A Broken Hallelujah

Photo by Nik Shuliahin on Unsplash

FLASH Fiction Challenge 100 – Day 27

“That the last of it?” he says.

She hands him the box labeled ‘books’ and looks over shoulder at her little house.

“I think so. I’ll take one last look.”

He shoves the box into the back of her SUV. He doesn’t follow her into the house. The temptations were too great, and she was leaving. That much was clear now. It wasn’t at first. Initially, he had thought this wasn’t happening. She’ll change her mind, but it was happening. She was leaving him. He feels he might throw up. Or cry. She hates that more than anything, crying.

He wants to hold her tight. Shake her until she understands all that he feels.

He hates confrontation. If he had learned how to fight with her, he believes it wouldn’t have come to this. But he hated fights as much as confrontations. Indeed, weren’t fights essentially just confrontations? He doesn’t know.

He wanders to the edge of the narrow road, kicks rocks into the shallow divot between her property and the seldom traveled lane.

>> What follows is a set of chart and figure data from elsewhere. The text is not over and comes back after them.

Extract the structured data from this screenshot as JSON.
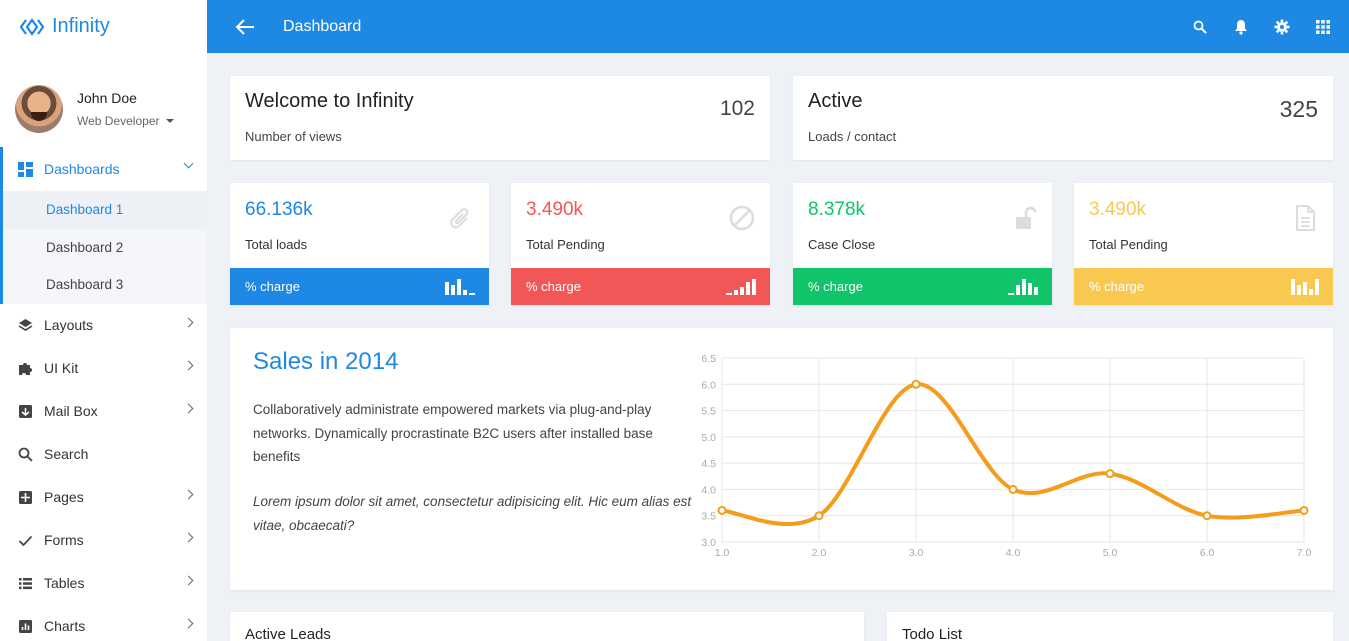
{
  "brand": {
    "name": "Infinity"
  },
  "user": {
    "name": "John Doe",
    "role": "Web Developer"
  },
  "sidebar": {
    "dashboards": {
      "label": "Dashboards",
      "items": [
        "Dashboard 1",
        "Dashboard 2",
        "Dashboard 3"
      ]
    },
    "items": [
      {
        "label": "Layouts",
        "icon": "layers-icon"
      },
      {
        "label": "UI Kit",
        "icon": "puzzle-icon"
      },
      {
        "label": "Mail Box",
        "icon": "inbox-icon"
      },
      {
        "label": "Search",
        "icon": "search-icon"
      },
      {
        "label": "Pages",
        "icon": "pages-icon"
      },
      {
        "label": "Forms",
        "icon": "check-icon"
      },
      {
        "label": "Tables",
        "icon": "list-icon"
      },
      {
        "label": "Charts",
        "icon": "bar-chart-icon"
      }
    ]
  },
  "topbar": {
    "title": "Dashboard"
  },
  "welcome": {
    "title": "Welcome to Infinity",
    "subtitle": "Number of views",
    "value": "102"
  },
  "active": {
    "title": "Active",
    "subtitle": "Loads / contact",
    "value": "325"
  },
  "stats": [
    {
      "value": "66.136k",
      "label": "Total loads",
      "bar": "% charge",
      "color": "#1e88e5",
      "icon": "paperclip-icon"
    },
    {
      "value": "3.490k",
      "label": "Total Pending",
      "bar": "% charge",
      "color": "#f25757",
      "icon": "ban-icon"
    },
    {
      "value": "8.378k",
      "label": "Case Close",
      "bar": "% charge",
      "color": "#10c469",
      "icon": "unlock-icon"
    },
    {
      "value": "3.490k",
      "label": "Total Pending",
      "bar": "% charge",
      "color": "#f9c851",
      "icon": "document-icon"
    }
  ],
  "sales": {
    "title": "Sales in 2014",
    "paragraph": "Collaboratively administrate empowered markets via plug-and-play networks. Dynamically procrastinate B2C users after installed base benefits",
    "quote": "Lorem ipsum dolor sit amet, consectetur adipisicing elit. Hic eum alias est vitae, obcaecati?"
  },
  "chart_data": {
    "type": "line",
    "x": [
      1.0,
      2.0,
      3.0,
      4.0,
      5.0,
      6.0,
      7.0
    ],
    "values": [
      3.6,
      3.5,
      6.0,
      4.0,
      4.3,
      3.5,
      3.6
    ],
    "xlim": [
      1.0,
      7.0
    ],
    "ylim": [
      3.0,
      6.5
    ],
    "x_ticks": [
      "1.0",
      "2.0",
      "3.0",
      "4.0",
      "5.0",
      "6.0",
      "7.0"
    ],
    "y_ticks": [
      "3.0",
      "3.5",
      "4.0",
      "4.5",
      "5.0",
      "5.5",
      "6.0",
      "6.5"
    ],
    "color": "#f59c1a",
    "grid": true
  },
  "bottom": {
    "left_title": "Active Leads",
    "right_title": "Todo List"
  }
}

Can she not see how conflicted he is? Must he say the words that will push her into her defenses? He would prefer to love her without disputes and conflicts. But that is not the way such things go when neither person involved is healthy.

He is an addict. When he considers the enormity of his addiction, it leaves him tired, lethargic.

She seems to be borderline. Her moods can shift so quickly that it left him less than forthright, less than impeccably honest in communications with her.

He hears her opening and closing doors inside her house. He stares up at the sun and wishes to be away from this. He’d loved her the best way he knew how, but she needed more. She needed things he couldn’t provide; she needs financial security. An endless parade of poor decisions with money left him insecure, and he held very few illusions that that would likely ever change. He didn’t care about money. As he aged, he learned to care about the things money could buy, the better healthcare. He was 59 and never even had a prostate exam. He feared things were shifting in him. That one day, he would wake up, and it would be too late. That when he finally found his way back to a doctor, the doctor would shake his head sadly, tell him he was very sorry, that perhaps he should look into setting his affairs straight. That business. The business of death.

He turns back to her house just as she steps out. She tugs the door shut tightly. Twists the knob twice to ensure it’s locked.

She’s been crying, he can tell. Just now, in the house. She’s careful not to meet his eyes. She hates either side of the crying thing.

She comes to him. They hug for a time. She tells him she will call him from the road and at night. He tells her she should; that he needs her in his life.

She gets in her car. He leans in and kisses her, a quick kiss.

“I promise, if we get together again, we will have the timing right. I’m going to return to therapy.”

“That’s great,” she says with little energy.

And? He half expects her to take the bait, to own her portion of what had soured between them.

“Okay,” he says and pauses.

Going, going, gone.

“Alright then, call me later?”

She nods, and her eyes are wet again.

She pulls out first. The man sits in his car, watching her drive away; wondering about this crazy woman he’d loved so desperately and if he did right by her. He wants to start his car, race after her, and catch her. He wants to confront her, but he does nothing. He sits in his car with the key in his hand.

Clouds move in front of the sun. It looks like it might rain.